En l’honneur du réalisateur déjanté John Waters, la galerie Perrotin accueille des œuvres regroupées sous le thème d’Hollywood. Mais loin des paillettes et du consensus, les photographies et les peintures exposées sont à l’image du réalisateur décalé. Le décalage ici est le revers de la capitale du cinéma. Les coulisses ne sont jamais loin, mais c’est surtout l’envers du temple du septième art qui est montré.
Une photographie géante de Maurizio Cattelan accueille le visiteur. Elle date de la dernière biennale de Venise, où l’artiste a reconstitué les neuf lettres de la plus médiatisée des collines du monde. Son Hollywood a été reconstruit en Sicile pour l’occasion, et les riches collectionneurs transportés par charter. Contrairement à l’imagerie habituelle du lieu, l’image est prise de dos et en plongée. Le résultat est renversant autant mentalement que spatialement.
En face de cette immense photographie panoramique couvrant presque entièrement le mur, se trouve une peinture d’Ed. Ruscha de dimensions plus modestes et qui transgresse également l’imaginaire collectif. La couleur orange et rouge du couché de soleil inonde les lettres de la colline rebaptisée  » Halloween « . La référence appartient autant aux films d’horreurs et autres séries B, qu’elle se rapporte à la production indépendante et en marge de la grande industrie du film. Le reste de l’accrochage est ponctué de clichés montrant Los Angeles en dehors des lumières des sunlights.
Dans le second espace, l’exposition de groupe laisse place à une exposition consacrée au réalisateur iconoclaste. Dans son dernier film, Waters brocardait Hollywood. L’héroïne, une star de cinéma, se faisait enlever par un groupe appartenant au cinéma indépendant. Dans les œuvres présentées la même causticité est présente et le pastiche n’est jamais loin. L’accumulation de plusieurs scènes se passant aux toilettes est très drôle. Que ce soit John Travolta, tueur à gage, lisant un magazine dans Pulp Fiction de Tarantino, ou que ce soit Danny Glover affolé de ne pouvoir quitter son siège à cause d’une bombe placée en dessous de lui dans L’Arme fatale 2, les références connues ou inconnues fonctionnent. Ces caricatures qui sont autant d’hommages au cinéma, même si elles le maltraite, provoquent sourires et gloussements.

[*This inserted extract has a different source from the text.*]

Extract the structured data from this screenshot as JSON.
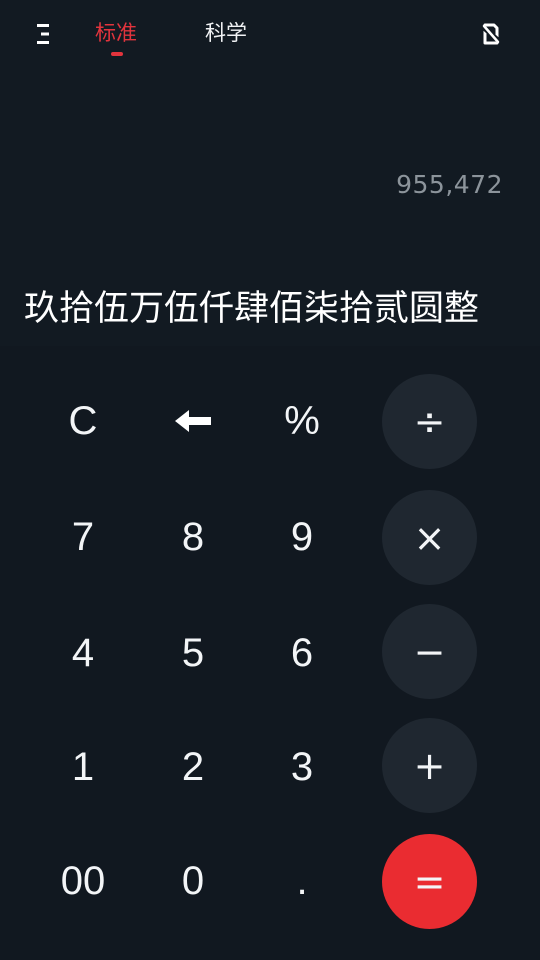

Ces énumérations cinématographiques, ces samples de films se présentent sous la forme de bandes oblongues, qui accumulent les photographies placées les unes à côté des autres. Mais Waters pousse plus loin le soucis de la caricature en allant jusqu’à travestir des personnages de films, en les affublant de perruques. Ce travail de récupération et de détournement fonctionne à la fois comme les papiers collés de Braque mais aussi comme les copier-coller des ordinateurs. Le fourre-tout que nous propose Waters est loin du zapping télévisuel, au contraire le spectateur assiste à une suite de sélections, à un choix qui aboutit à la construction de séquences pimentées.
John Waters
— Toilet Training, 2000. Photographie couleur. 22 x 170 cm.
—AA Sober, 2000. Photographie couleur. 22 x 116 cm.
— Straight to Video, 2000. Photographie couleur. 51 x 46 cm.
— Jackie’s Copies Divine’s Look, 2001. Poupée en vinyle, veste en jersey, pistolet jouet. 46 x 7,6 cm.
Ed. Ruscha
— Halloween, 1977. Acrylique sur toile. 56 x 204 cm.
Maurizio Cattelan
— Hollywood. Photographie couleur, plexiglas. 180 x 400 x 15 cm.